L’ANARCHIE CONTINUE et ne fait même que s’amplifier, provoquant la colère du Smitom, le syndicat de traitement des ordures ménagères du Nord-Seine-et-Marne. Réfrigérateurs, batteries, pneus pullulent devant les grilles des déchetteries du nord du département. Pis : de l’acide picrique, un explosif très dangereux dans sa manipulation, a été déposé il y a quelques semaines à Meaux.
Une solution : ouvrir les déchetteries plus longtemps
Chaque année, 30 000 € s ont consacrés par le Smitom Nord à l’évacuation de ces dépôts sauvages. Chaque fois que trois mètres cubes encombrent l’accès au site, Veolia, la maison mère, vient tout nettoyer.

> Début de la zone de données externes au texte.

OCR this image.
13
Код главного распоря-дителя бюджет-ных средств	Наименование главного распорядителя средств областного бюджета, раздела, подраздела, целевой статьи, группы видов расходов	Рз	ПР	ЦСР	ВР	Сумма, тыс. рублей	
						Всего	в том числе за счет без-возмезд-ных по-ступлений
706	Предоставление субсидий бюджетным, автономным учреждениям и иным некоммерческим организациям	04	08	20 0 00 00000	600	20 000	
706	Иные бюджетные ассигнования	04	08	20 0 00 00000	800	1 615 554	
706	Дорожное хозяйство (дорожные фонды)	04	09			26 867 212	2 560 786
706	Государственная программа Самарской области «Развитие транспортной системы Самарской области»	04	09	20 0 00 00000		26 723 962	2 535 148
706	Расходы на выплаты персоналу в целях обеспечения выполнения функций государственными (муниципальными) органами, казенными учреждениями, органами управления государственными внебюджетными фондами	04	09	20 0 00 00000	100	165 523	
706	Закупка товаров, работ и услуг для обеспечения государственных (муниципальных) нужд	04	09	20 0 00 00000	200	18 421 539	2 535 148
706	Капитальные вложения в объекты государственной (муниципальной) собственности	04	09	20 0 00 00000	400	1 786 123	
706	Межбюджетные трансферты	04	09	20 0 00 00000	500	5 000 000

Peu de solutions existent car les contrevenants sont très difficilement identifiables. Le Smitom va tout de même augmenter les plages horaires dès mars prochain, sous réserve que cela soit accepté par les élus. Le syndicat constate en effet que Veolia intervient plus souvent en hiver pour enlever des déchets, saison où l’amplitude horaire des sites diminue.
« On s’aperçoit que les horaires ne sont pas adaptés. On ouvre beaucoup le jeudi et le mardi quand les gens travaillent, constate Roger Agostini. Désormais on va ouvrir plus, par exemple le vendredi après-midi car il y a beaucoup de bricoleurs qui officient. » Autre idée : développer la complémentarité des déchetteries. « Quand l’une sera fermée, on veut que l’on puisse se rabattre sur une autre qui soit proche. »
Roger Agostini compte aussi sur la pédagogie pour changer les moeurs. « Certains s’équipent de systèmes de caméras et de chiens pour traquer les contrevenants. On ne veut pas en arriver là. » Pourtant, une affiche rappelant les sanctions sera bientôt placardée devant les déchetteries : 1 500 € d’amende et/ou confiscation du véhicule. Déposer ses déchets devant les grilles peut en effet être assimilé à de la délinquance environnementale.